Are Wages for Family Members Fully Deductible?
A high-profile case (McAdam v Revenue and Customs 2017) hit the headlines recently, with HMRC winning a First Tier tax tribunal in relation to the wages paid to the wife of a self-employed plumbing and heating engineer.
In this particular case, Mr McAdam was paying his wife £90 per week for duties including answering the phone, checking prices for parts and processing orders. The wages were deemed excessive by the tribunal, with HMRC suggesting an appropriate wage would be £1,344 per annum – calculated as 3.5 hours a week for 48 weeks, at an hourly rate of £8.

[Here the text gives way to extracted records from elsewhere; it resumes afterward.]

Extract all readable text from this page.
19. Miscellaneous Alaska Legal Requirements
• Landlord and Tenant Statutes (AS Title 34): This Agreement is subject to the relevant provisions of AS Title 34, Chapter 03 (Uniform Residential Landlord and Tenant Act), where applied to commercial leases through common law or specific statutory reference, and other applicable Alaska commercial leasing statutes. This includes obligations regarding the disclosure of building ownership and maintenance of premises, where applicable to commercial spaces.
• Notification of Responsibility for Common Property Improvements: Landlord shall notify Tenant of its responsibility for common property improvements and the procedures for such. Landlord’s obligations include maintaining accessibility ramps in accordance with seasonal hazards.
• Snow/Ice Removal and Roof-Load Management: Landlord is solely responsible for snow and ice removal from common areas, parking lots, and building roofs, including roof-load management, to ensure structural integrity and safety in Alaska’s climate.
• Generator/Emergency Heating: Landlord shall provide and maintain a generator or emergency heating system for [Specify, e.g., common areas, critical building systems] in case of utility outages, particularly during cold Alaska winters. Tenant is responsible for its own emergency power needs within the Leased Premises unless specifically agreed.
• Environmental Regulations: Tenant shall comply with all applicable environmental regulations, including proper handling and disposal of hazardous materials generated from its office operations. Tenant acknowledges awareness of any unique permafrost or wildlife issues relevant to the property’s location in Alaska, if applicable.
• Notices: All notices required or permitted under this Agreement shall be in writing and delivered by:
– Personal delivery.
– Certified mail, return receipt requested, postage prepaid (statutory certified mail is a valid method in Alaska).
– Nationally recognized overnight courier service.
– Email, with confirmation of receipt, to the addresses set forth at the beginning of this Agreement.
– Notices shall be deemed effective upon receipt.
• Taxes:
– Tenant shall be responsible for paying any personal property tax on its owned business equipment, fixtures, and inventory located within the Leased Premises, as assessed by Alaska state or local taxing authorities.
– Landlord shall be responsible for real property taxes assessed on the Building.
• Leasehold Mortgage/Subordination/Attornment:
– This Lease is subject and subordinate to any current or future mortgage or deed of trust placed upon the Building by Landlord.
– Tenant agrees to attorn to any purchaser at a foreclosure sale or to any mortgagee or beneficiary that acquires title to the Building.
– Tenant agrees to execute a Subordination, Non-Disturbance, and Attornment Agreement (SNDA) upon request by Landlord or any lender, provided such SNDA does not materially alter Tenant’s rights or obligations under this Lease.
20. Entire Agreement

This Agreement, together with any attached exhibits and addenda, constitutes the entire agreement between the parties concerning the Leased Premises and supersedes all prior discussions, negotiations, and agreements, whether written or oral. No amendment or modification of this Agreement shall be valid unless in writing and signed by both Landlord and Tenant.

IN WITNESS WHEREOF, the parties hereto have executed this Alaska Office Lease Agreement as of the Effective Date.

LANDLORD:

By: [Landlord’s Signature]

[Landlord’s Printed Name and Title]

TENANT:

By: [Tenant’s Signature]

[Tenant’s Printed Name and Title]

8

The judge agreed with HMRC that the amount allowed as a deduction should be limited based on the hours spent and appropriate rate for the work done.
While the general principle is that the expense must be wholly and exclusively for the purpose of the trade, the recent increases in the personal allowance mean it’s imperative that wages paid to a spouse or family member can be justified.
Crucially, the wages received must be for work that is actually done, and it is also worth considering the amount it would cost to employ someone else to do that specific job. As evidenced in the McAdam v Revenue and Customs (2017) case, HMRC will query the wages if they are considered to be unreasonable and take necessary action.
In the case of Mr McAdam, there was very little evidence of his wife’s participation in the activities he stated, which ultimately made the outcome of the tribunal relatively straight-forward. This reiterates the importance of keeping records of the spouses’ or family members’ working activities and ensuring there is credible evidence should the wages be questioned.